Tip - DevExpress XtraReports CodeDomLayoutSerializationRestrictedException

Reporting is a very common requirement for line-of-business applications, and the inevitable request for user-customizable reports will always arise.

DevExpress XtraReports has a solution to this. It offers an end-user report designer, and you can serialize the modified report to storage once the user is done, and load it from storage when required for reporting.

When you upgrade to DevExpress 25.2.5, you will start getting the following error when attempting to serialize or deserialize a persisted report:

DevExpress.XtraReports.Security.CodeDomLayoutSerializationRestrictedException' occurred in xxxxxxxxx
DevExpress Reports default configuration prohibits CodeDOM serialization

This, as you can see, is a security exception.
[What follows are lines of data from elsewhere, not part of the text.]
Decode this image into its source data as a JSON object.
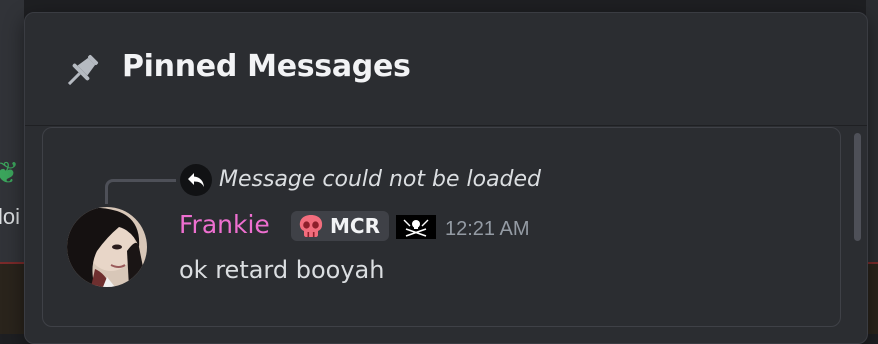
{
  "popout": {
    "title": "Pinned Messages",
    "header_icon": "pin-icon"
  },
  "background": {
    "partial_text": "loi",
    "partial_icon": "heart-reaction-icon"
  },
  "message": {
    "reply_status": "Message could not be loaded",
    "reply_icon": "reply-arrow-icon",
    "author": "Frankie",
    "author_color": "#ee6fd0",
    "role_tag": "MCR",
    "role_tag_icon": "skull-icon",
    "flag_icon": "pirate-flag-icon",
    "timestamp": "12:21 AM",
    "content": "ok retard booyah"
  },
  "colors": {
    "panel_bg": "#2b2d31",
    "card_border": "#3f4147",
    "text_primary": "#dbdee1",
    "text_muted": "#949ba4"
  }
}
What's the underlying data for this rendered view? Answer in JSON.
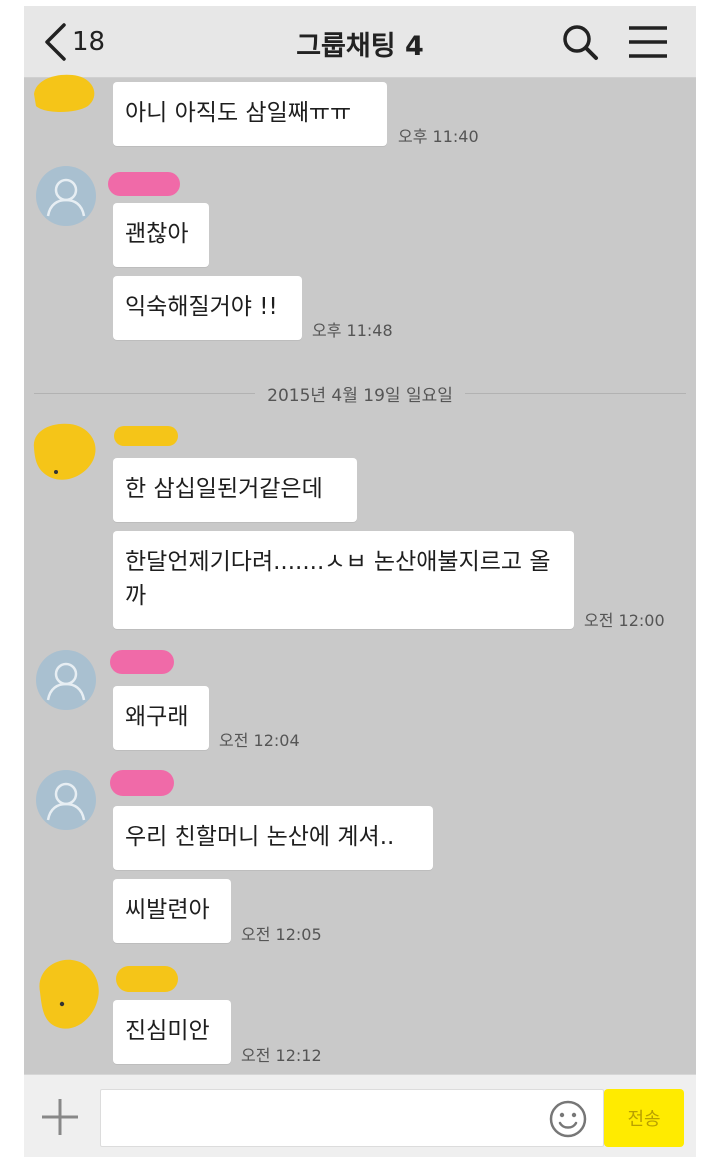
{
  "header": {
    "back_count": "18",
    "title": "그룹채팅 4"
  },
  "date_divider": "2015년 4월 19일 일요일",
  "messages": [
    {
      "text": "아니 아직도 삼일째ㅠㅠ",
      "time": "오후 11:40"
    },
    {
      "text": "괜찮아"
    },
    {
      "text": "익숙해질거야 !!",
      "time": "오후 11:48"
    },
    {
      "text": "한 삼십일된거같은데"
    },
    {
      "text": "한달언제기다려.......ㅅㅂ 논산애불지르고 올까",
      "time": "오전 12:00"
    },
    {
      "text": "왜구래",
      "time": "오전 12:04"
    },
    {
      "text": "우리 친할머니 논산에 계셔.."
    },
    {
      "text": "씨발련아",
      "time": "오전 12:05"
    },
    {
      "text": "진심미안",
      "time": "오전 12:12"
    }
  ],
  "input": {
    "value": "",
    "send_label": "전송"
  },
  "colors": {
    "chat_background": "#c9c9c9",
    "bubble": "#ffffff",
    "send_button": "#ffeb00",
    "redaction_yellow": "#f5c518",
    "redaction_pink": "#f06aa8"
  },
  "icons": [
    "back-arrow-icon",
    "search-icon",
    "menu-icon",
    "plus-icon",
    "emoji-icon",
    "default-profile-icon"
  ]
}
There are two solutions to this problem.

1. The first, and preferred, is to eschew CodeDOM serialization altogether and use XML serialization.
2. The second, shorter-term solution (as you get your ducks in a row) is to temporarily allow CodeDOM.

This line of code will achieve this:

DevExpress.XtraReports.Configuration.Settings.Default.AllowCodeDomLayoutDeserialization = True

This code allows you to call the following prohibited (by default) methods:

• XtraReport.LoadLayout()
• XtraReport.FromFile()
• XtraReport.FromStream()

Place it somewhere in your application startup, and everything should work.

TLDR

DevExpress XtraReports now, by default, restricts the loading and persistence of CodeDOM-serialized reports.